POR VALDETE DAUFEMBACK
Religião e política. Embora o ditado popular diga que são temas que não se discutem, considero, indiscutivelmente, duas de minhas paixões sempre à espera de um bom debate em qualquer espaço e tempo. Talvez esta disponibilidade esteja arraigada aos valores assimilados na infância, por viver em uma comunidade herdeira de conduta moral religiosa medieval com seus ritos, obrigações, símbolos e representações do lugar destinado à alma após a passagem nesta vida terrena.
As forças poderosas destes espaços, deus e o diabo, cada qual com suas legiões, na concepção religiosa travam uma luta constante entre o bem e o mal, constituindo-se duas condições imperativas de escolha aos humanos. Mas se são apenas duas em que uma está condicionada à outra, surge a dúvida quanto ao livre arbítrio, o que já se constitui uma transgressão, indicando a satisfação do diabo e a derrota de deus.
Neste ponto, a dúvida sinalizava a encruzilhada entre a religião e a política. A mera crença perde espaço para a reflexão e a representação destes dois poderes passa a dispor nova interpretação. Significa, portanto, que deus e o diabo formam a elite, a qual decide o destino dos humanos. Como resultado tem-se a rebeldia e o desejo de participar das decisões que conduzem a sociedade, independente de crença religiosa, raça, cor e gênero. Este é um ato político mais significativo da história humana.
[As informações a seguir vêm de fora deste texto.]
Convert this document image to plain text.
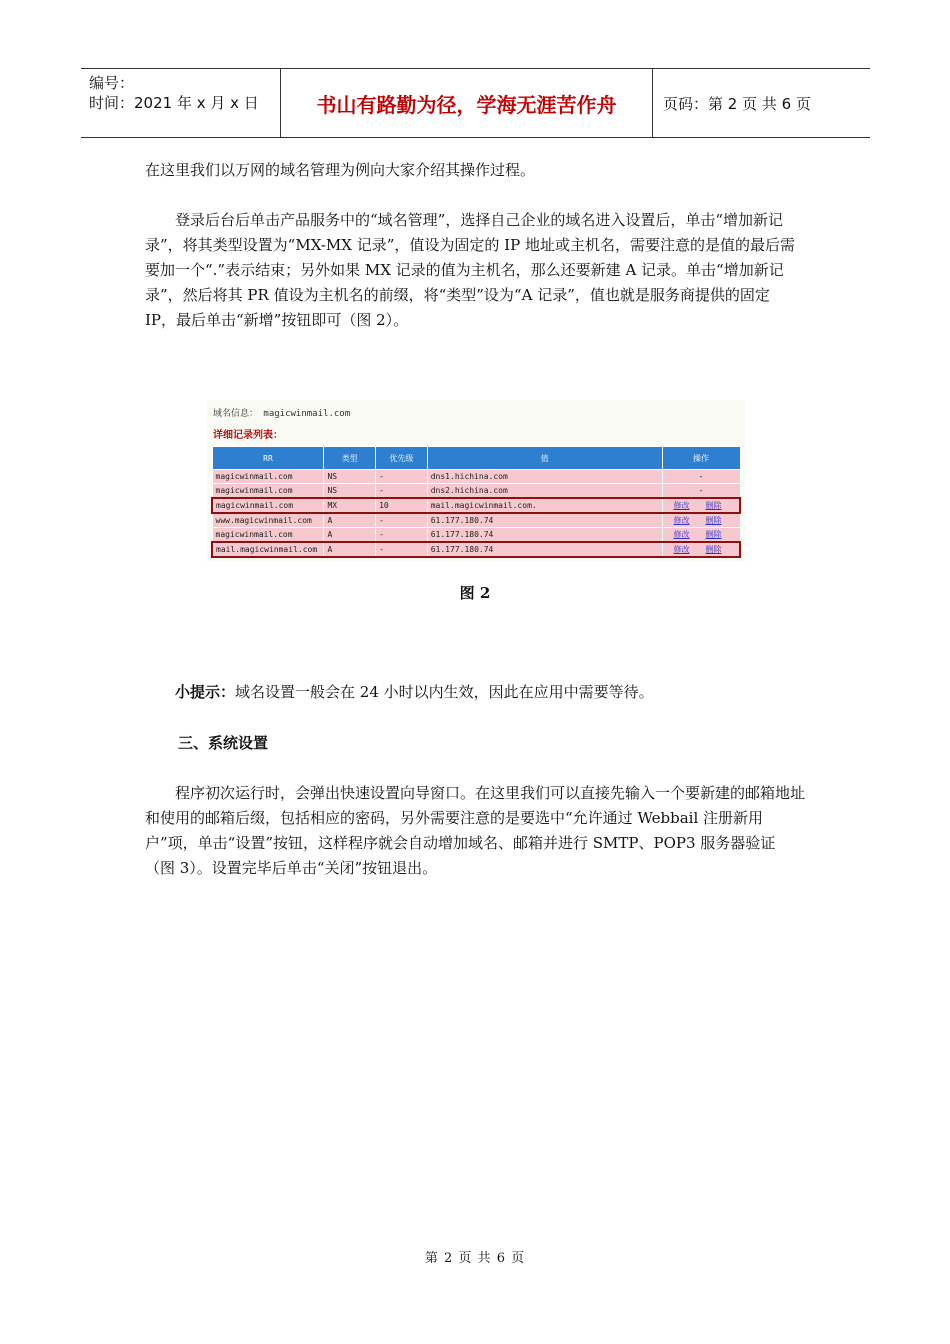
编号：
时间：2021 年 x 月 x 日	书山有路勤为径，学海无涯苦作舟	页码：第 2 页 共 6 页

在这里我们以万网的域名管理为例向大家介绍其操作过程。

登录后台后单击产品服务中的“域名管理”，选择自己企业的域名进入设置后，单击“增加新记录”，将其类型设置为“MX-MX 记录”，值设为固定的 IP 地址或主机名，需要注意的是值的最后需要加一个“.”表示结束；另外如果 MX 记录的值为主机名，那么还要新建 A 记录。单击“增加新记录”，然后将其 PR 值设为主机名的前缀，将“类型”设为“A 记录”，值也就是服务商提供的固定 IP，最后单击“新增”按钮即可（图 2）。

域名信息： magicwinmail.com
详细记录列表：
RR	类型	优先级	值	操作
magicwinmail.com	NS	-	dns1.hichina.com	-
magicwinmail.com	NS	-	dns2.hichina.com	-
magicwinmail.com	MX	10	mail.magicwinmail.com.	修改 删除
www.magicwinmail.com	A	-	61.177.180.74	修改 删除
magicwinmail.com	A	-	61.177.180.74	修改 删除
mail.magicwinmail.com	A	-	61.177.180.74	修改 删除
图 2

小提示：域名设置一般会在 24 小时以内生效，因此在应用中需要等待。

三、系统设置

程序初次运行时，会弹出快速设置向导窗口。在这里我们可以直接先输入一个要新建的邮箱地址和使用的邮箱后缀，包括相应的密码，另外需要注意的是要选中“允许通过 Webbail 注册新用户”项，单击“设置”按钮，这样程序就会自动增加域名、邮箱并进行 SMTP、POP3 服务器验证（图 3）。设置完毕后单击“关闭”按钮退出。

第 2 页 共 6 页
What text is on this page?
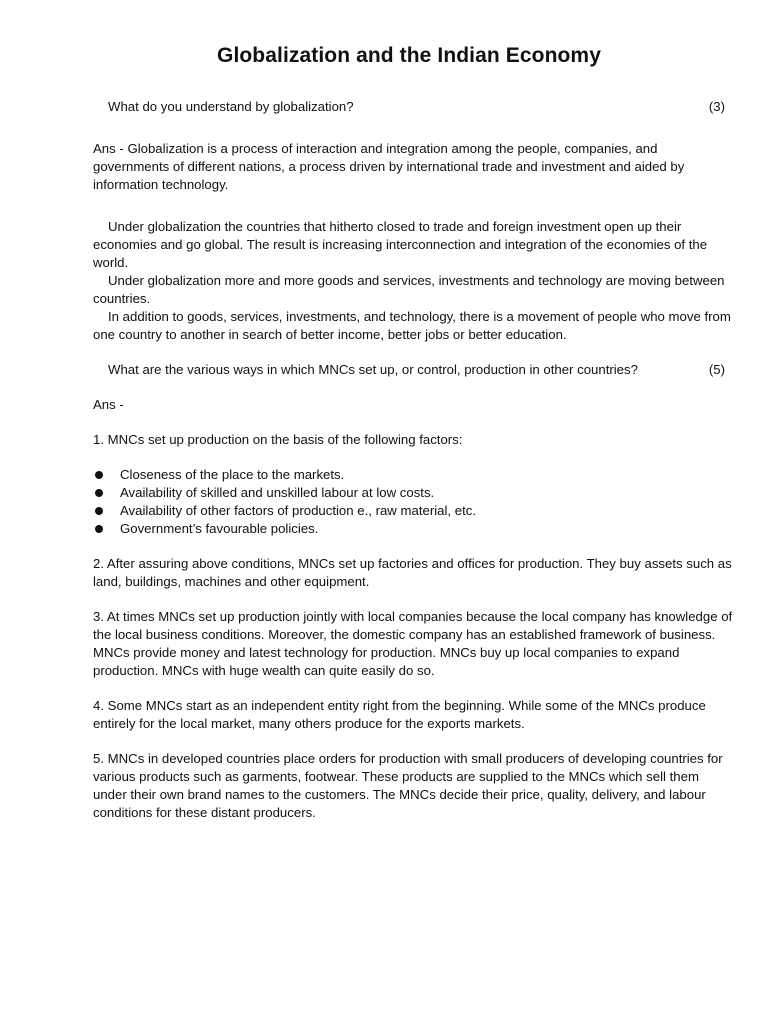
Globalization and the Indian Economy
What do you understand by globalization?	(3)

Ans - Globalization is a process of interaction and integration among the people, companies, and governments of different nations, a process driven by international trade and investment and aided by information technology.

Under globalization the countries that hitherto closed to trade and foreign investment open up their economies and go global. The result is increasing interconnection and integration of the economies of the world.

Under globalization more and more goods and services, investments and technology are moving between countries.

In addition to goods, services, investments, and technology, there is a movement of people who move from one country to another in search of better income, better jobs or better education.

What are the various ways in which MNCs set up, or control, production in other countries?	(5)

Ans -

1. MNCs set up production on the basis of the following factors:

Closeness of the place to the markets.
Availability of skilled and unskilled labour at low costs.
Availability of other factors of production e., raw material, etc.
Government’s favourable policies.

2. After assuring above conditions, MNCs set up factories and offices for production. They buy assets such as land, buildings, machines and other equipment.

3. At times MNCs set up production jointly with local companies because the local company has knowledge of the local business conditions. Moreover, the domestic company has an established framework of business. MNCs provide money and latest technology for production. MNCs buy up local companies to expand production. MNCs with huge wealth can quite easily do so.

4. Some MNCs start as an independent entity right from the beginning. While some of the MNCs produce entirely for the local market, many others produce for the exports markets.

5. MNCs in developed countries place orders for production with small producers of developing countries for various products such as garments, footwear. These products are supplied to the MNCs which sell them under their own brand names to the customers. The MNCs decide their price, quality, delivery, and labour conditions for these distant producers.
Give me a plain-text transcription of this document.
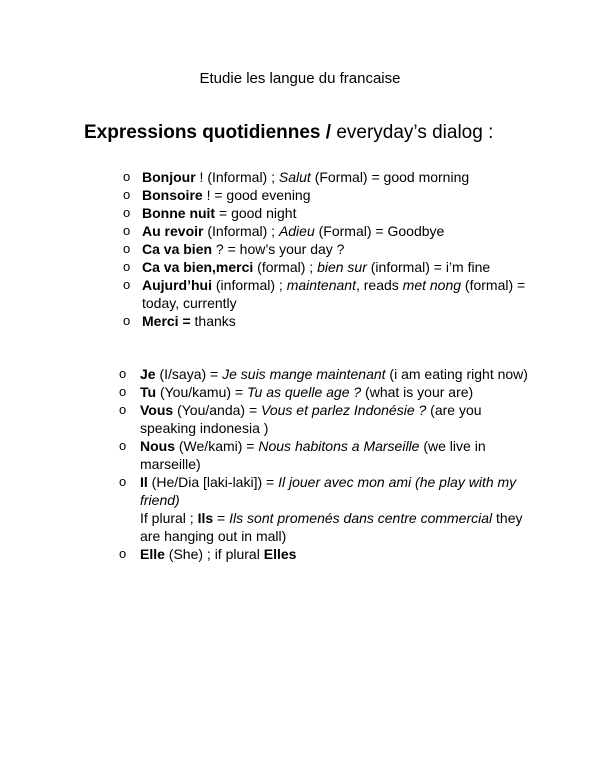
Etudie les langue du francaise
Expressions quotidiennes / everyday’s dialog :
o Bonjour ! (Informal) ; Salut (Formal) = good morning
o Bonsoire ! = good evening
o Bonne nuit = good night
o Au revoir (Informal) ; Adieu (Formal) = Goodbye
o Ca va bien ? = how’s your day ?
o Ca va bien,merci (formal) ; bien sur (informal) = i’m fine
o Aujurd’hui (informal) ; maintenant, reads met nong (formal) = today, currently
o Merci = thanks
o Je (I/saya) = Je suis mange maintenant (i am eating right now)
o Tu (You/kamu) = Tu as quelle age ? (what is your are)
o Vous (You/anda) = Vous et parlez Indonésie ? (are you speaking indonesia )
o Nous (We/kami) = Nous habitons a Marseille (we live in marseille)
o Il (He/Dia [laki-laki]) = Il jouer avec mon ami (he play with my friend)
If plural ; Ils = Ils sont promenés dans centre commercial they are hanging out in mall)
o Elle (She) ; if plural Elles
Da manifestação da dúvida à participação popular e a formação do Estado laico, a política consagrou o direito de expressão e de pensamento em estado de rizoma, quebrando as verdades inquestionáveis com a multiplicidade de escolhas e de identidades. A árvore de onde se acreditava originar o bem e o mal, com suas raízes milenares, depois do encontro com a ciência, com grupos étnicos, gêneros e suas possibilidades de trânsito, não se admite mais que se constitua um único pólo soberano com suas verdades acima do bem comum, da vontade democrática da convivência humana.
Quando o poder religioso, utilizando-se de traquejo político, não respeita as decisões democraticamente dispostas pela Constituição Federal (Estado laico), proporciona a quebra de confiança nos representantes eleitos para conduzir a estabilidade e harmonia social. Ao assumir uma postura autoritária de negar à sociedade o direito de se expressar para incluir nos currículos escolares temas em favor das minorias em nome da paz social por meio da compreensão da diversidade cultural, étnica e de gênero, estes representantes eleitos jogam na lata do lixo a Constituição Federal, o seu compromisso com a população e a esperada postura ética.
É cada vez mais corrente a presença de representantes políticos que, pautados em um livro que dizem sustentar a teoria da árvore do bem o do mal (a qual classifica, condena e elege valores considerados essenciais aos escolhidos), excluem do debate temas da realidade social e preferem olhar o mundo pela ótica bipolar das relações sociais e atribuir à família a responsabilidade dos conflitos resultantes da intolerância.
Este retorno da crença religiosa sobrepondo à política dentro poder legislativo constitui-se um perigo à sociedade. Abre portas para a volta da inquisição e para legitimar as agressões contra aqueles que não se enquadram nos critérios da verdade inquestionável pregado por grupos dotados de mentes odiosas em nome deus.